TraceCore Documentation

A deterministic, budgeted, and auditable test runner for agent control loops.

What is TraceCore?

TraceCore is best understood as a deterministic test runner for agent loops — think "pytest for agents." It does not measure broad intelligence. It validates whether an agent can operate correctly, repeatedly, under constraints.

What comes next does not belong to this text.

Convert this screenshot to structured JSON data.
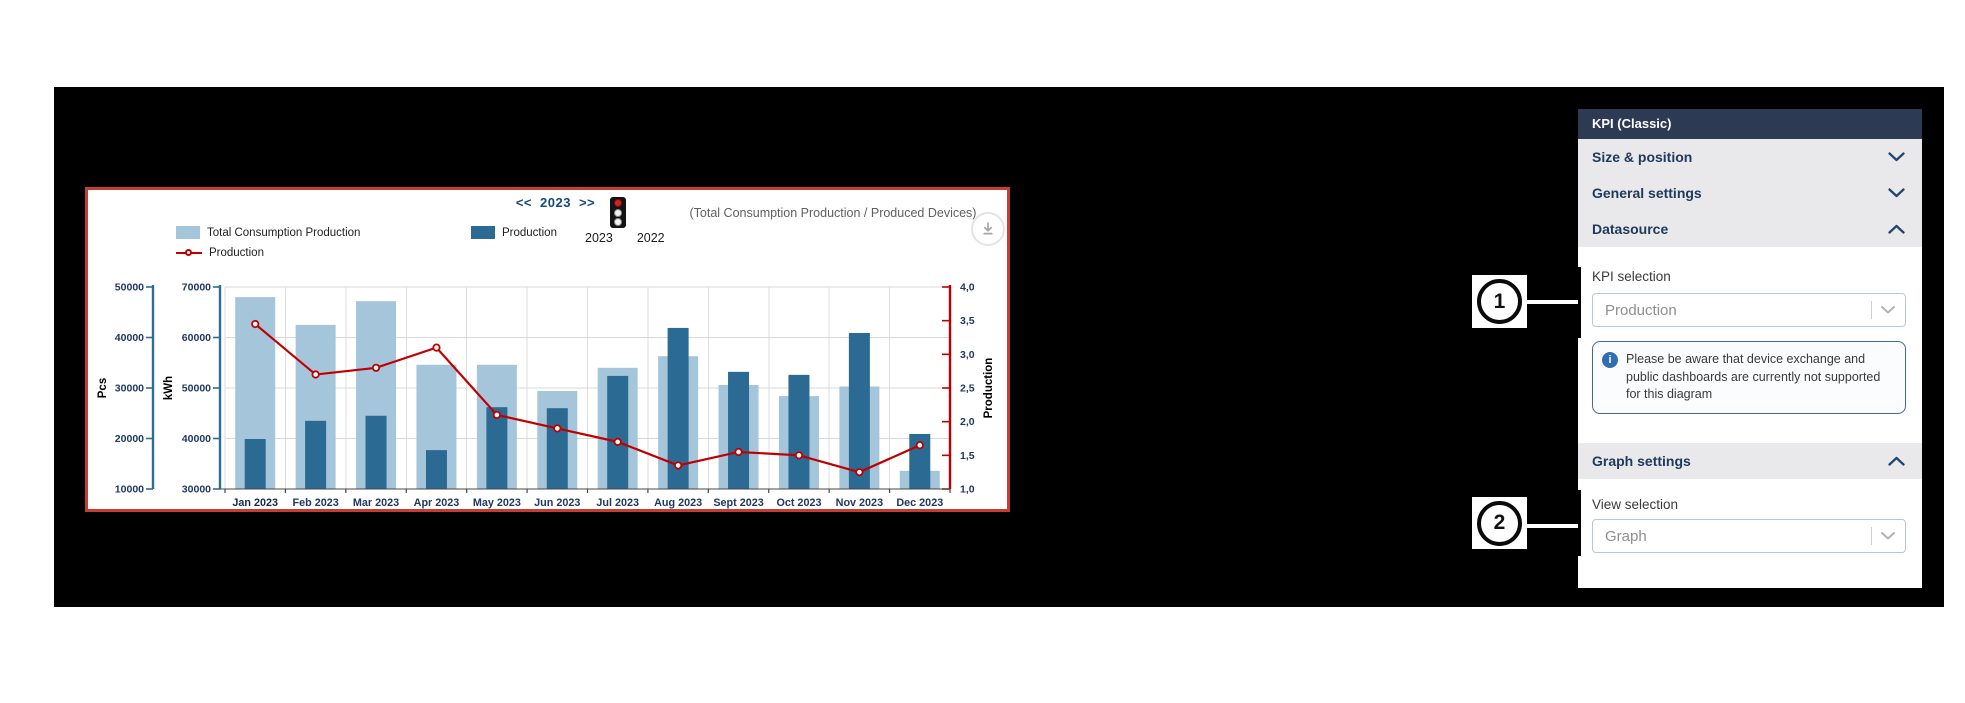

The invariant core is a Deterministic Episode Runtime: a bounded runtime that executes agent-environment interaction with fixed inputs and emits replayable traces plus a structured verdict. TraceCore v1.0 locks this behavior behind the tracecore-spec v1.0 contract and `tracecore run --strict-spec`.

Key Concepts

  • Episodes are the smallest valid execution unit.
  • Each episode runs Agent + Environment + Seed + Budgets and produces a trace + outcome.
  • Validation is always deterministic and mechanical — no LLM judges.
  • Artifacts are machine-readable and CI-friendly.
  • Replay is a first-class property, not a convenience feature.

Quick Start

terminal
pip install tracecore
tracecore version
tracecore run pairing log_stream_monitor --strict-spec

Practical Value

  • Regression detection with stable seeds and baseline compare workflows.
  • Actionable failures via structured taxonomy and full trace context.
  • CI-native gating using deterministic pass/fail and policy thresholds.
  • Auditable evidence through persisted run artifacts and replayability.

One-Line Mental Model

If pytest tests functions, TraceCore executes deterministic episodes. If Docker packages containers, TraceCore packages bounded agent-environment interactions.